Il fit quelques pas, se réhabituant à la lenteur de la marche, et s’avança sans hâte vers le village.

Erwin passa bientôt entre les premières maisons, de bois et de torchis pour la plupart. Quelques-unes étaient de pierre. Toutes éclairaient la nuit par leur fenêtre, déversant une vive lumière en grands carrés sur le sol. Il atteignit la place centrale, écouta quelques instants le bruit de l’eau dans la fontaine, le bruit de l’alcool dans les maisons. Léger et humble cliquètement du filet d’eau, lourd et sourd grondement des gorges avides. Une taverne dominait les autres bâtisses de la place. Il y entra.

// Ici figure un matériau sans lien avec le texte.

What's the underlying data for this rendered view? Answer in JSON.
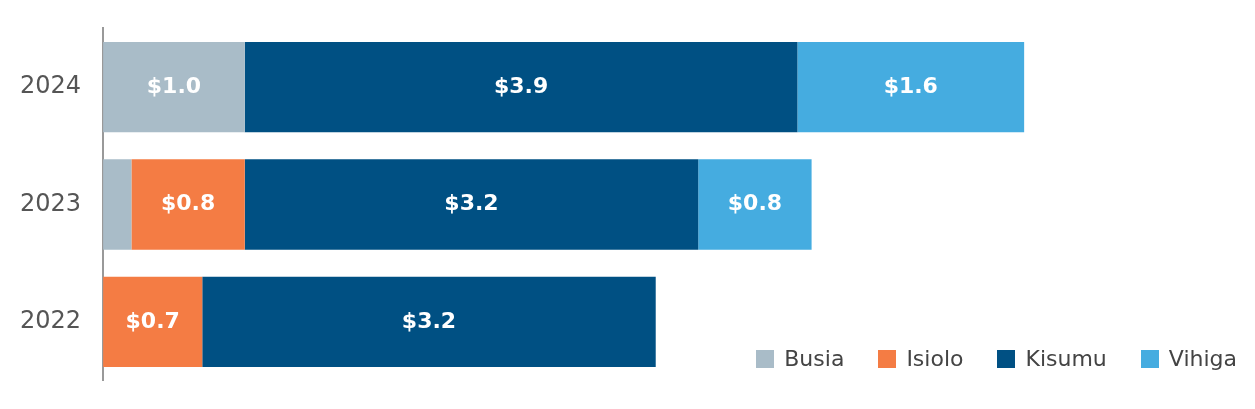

Bruits de fête et bruits de jeu, la taverne imposait son ambiance. De larges tables accueillaient également buveurs, conteurs assoiffés, voyageurs noirs de fatigue, paysans et artisans venus laver leur journée de labeur. Au fond, l’immense comptoir de bois servait de barrière entre le monde et le patron, imposant géant occupé à satisfaire ses clients contre un digne salaire. A côté, deux jongleurs se lançaient des couteaux sous les yeux émerveillés d’une meute d’enfants affamés d’exploits. Il s’avança, trouva un coin de table vide, loin de tout ce qui semblait trop excité ou trop saoul, et s’assit. Une serveuse, à peine plus âgée que les spectateurs ébahis, vit son geste et disparut en cuisine avant de lui apporter un bol fumant de soupe et une assiette de légumes avec quelques morceaux de viande. Il sortit de sa ceinture quelques pièces qui parurent suffisantes à la demoiselle pour qu’elle sourit. Il but lentement le liquide chaud, observant sans offenser par une trop grande attention ses voisins proches, piquant à l’occasion des morceaux dans l’assiette. Son corps maigre réchauffé se détendit un peu sur la chaise de bois dur. L’un des saltimbanques laissa tomber un couteau, qui se ficha avec un bruit sec dans le grossier plancher. Il le ramassa sous les quolibets qu’il dispersa d’une histoire de chevalerie pleine de dragons.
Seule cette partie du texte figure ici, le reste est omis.